We gather the data from flipping the coin \(N\) times. Each time, the data is recorded as \(y_i \in {0,1}\) for \(i = 1,...,N\). Then, we estimate the biasness \(\hat{\theta}\) given the data by applying Bayesian estimation. We apply Markov Chain Monte Carlo (MCMC) simulation with Metropolis Hasting algorithm for sampling and constructing the posterior distribution of the biasness \(\theta\): \(p(\theta | y)\).

  1. Specify the \(\theta\) to be a known value. We use \(\theta\) = 0.3 in this example.

  2. Simulate data for the flipping by randomly drawn from uniform (0,1), and set to be tail if the drawn is less than 0.3 and head for otherwise. We use seed = 123 and \(N\) = 10 in this example.

  3. Set likelihood as binomial function \(p(z,N | \tilde{\theta}) = C(z,N) \times \tilde{\theta}^{N-z} (1-\tilde{\theta})^z\) where \(\tilde{\theta}\) is the biasness, \(z\) is number of flipping head, and \(C\) is a normalization constant, which can be discarded in Bayesian estimation.

  4. Set prior as uniform (0,1): \(p(\tilde{\theta}) = \tilde{\theta} \in [0,1]\).

  5. Initialize the parameter. We use \(\theta_{cur}\) = 0.9 in this example.

  6. Set proposed walk size \(\Delta \theta \sim N(0,0.1^2)\), i.e., \(\theta_{pro} = \theta_{cur} + \Delta \theta\) where \(\theta_{pro}\) is the proposed parameter, and \(\theta_{cur}\) is the current parameter.

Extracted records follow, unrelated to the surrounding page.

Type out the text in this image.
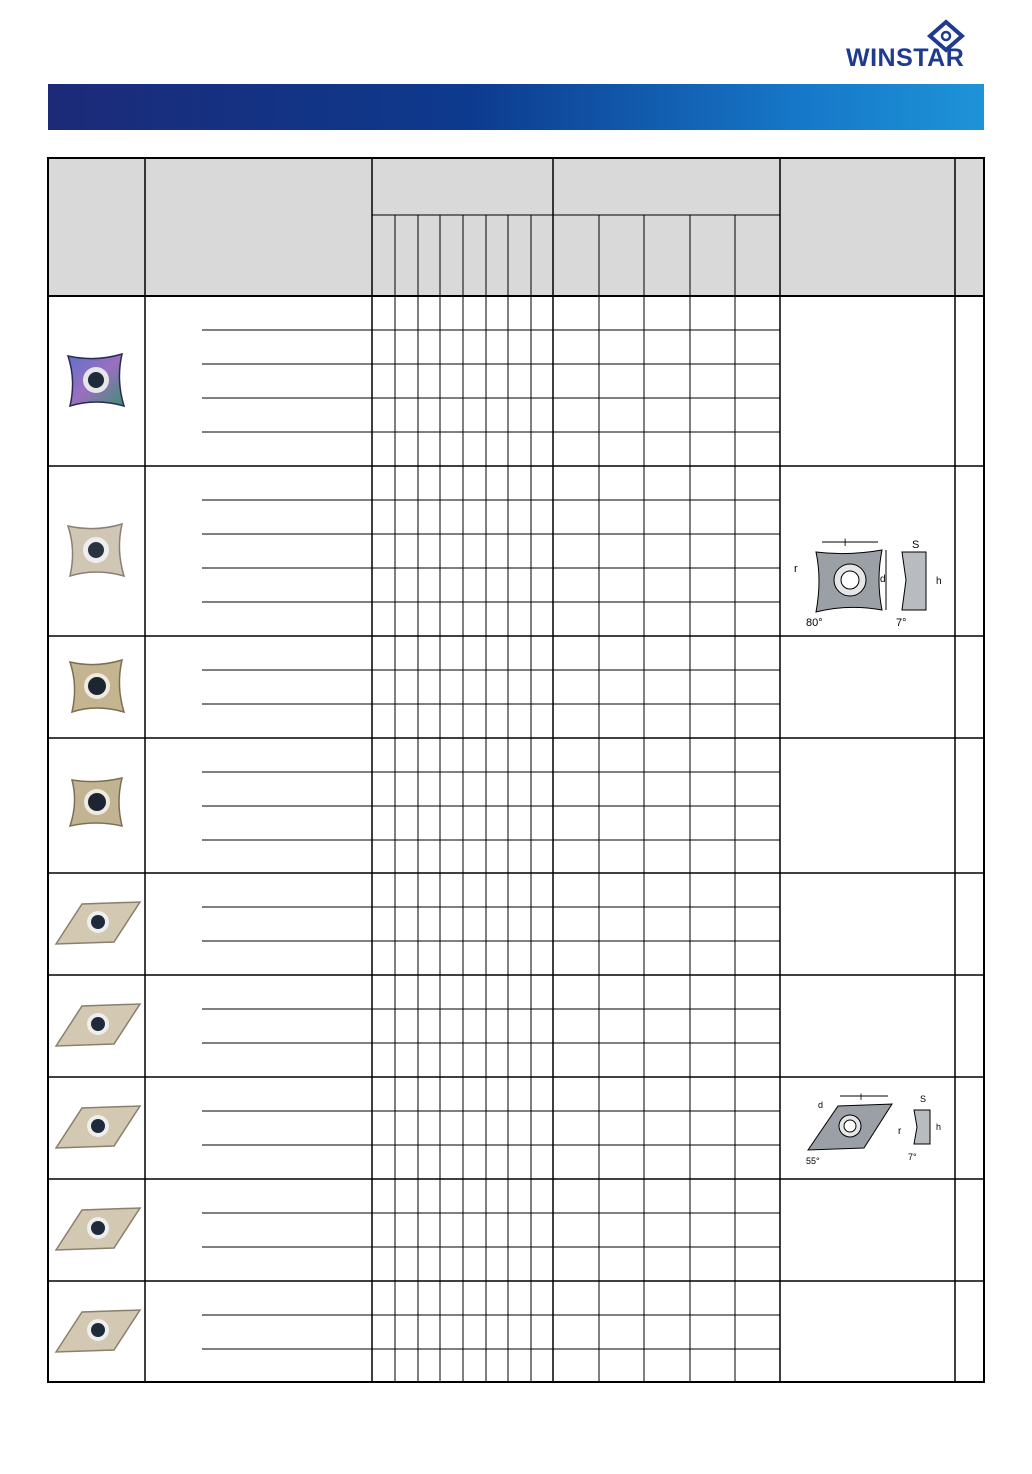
WINSTAR
l
d
r
80°
S
h
7°
l
d
r
55°
S
h
7°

  7. Determine the probability of walking to \(\theta_{pro}\): \(p_{move} = min(1, \frac{p(\theta_{pro} | y)}{p(\theta_{cur} | y)})\) where the posterior \(p(\tilde{\theta} | y) \propto p(y | \tilde{\theta}) p(\tilde{\theta})\), and \(y = \{z,N\}\) 1.

  1. Update the parameter: \(\theta_{cur} = \theta_{pro}\) if \(p_{move} > x\), and \(\theta_{cur} = \theta_{cur}\) otherwise, where \(x\) is randomly drawn from uniform (0,1).

  2. Iterate step 6-8 until stable. Record \(\theta_{cur}\) of every loop.

  3. Discard \(\theta_{cur}\) before stable. \(\hat{\theta}\) distributes as \(\theta_{cur} | \textrm{stable}\).

Result

By choosing the stable state after 100-th iteration, as we can see that the expectation of \(\hat{\theta} \approx\) 0.3.

plot(thetacur, type="l")

thetahat = thetacur[100:length(thetacur)]
hist(thetahat)

summary(thetahat)
##    Min. 1st Qu.  Median    Mean 3rd Qu.    Max. 
##  0.0262  0.2063  0.2814  0.2905  0.3707  0.6307

  1. We note that, generally, \(p_{move} = \frac{p(\theta_{pro}|y) / q(\theta_{pro}|\theta_{cur})}{p(\theta_{cur}|y) / q(\theta_{cur}|\theta_{pro})}\) where \(q\) is proposed distribution, which is normal distribution in our case. If \(q\) is symmetric around its mean, \(q(\theta_i|\theta_j) = q(\theta_j|\theta_i)\) for any \(i,j\).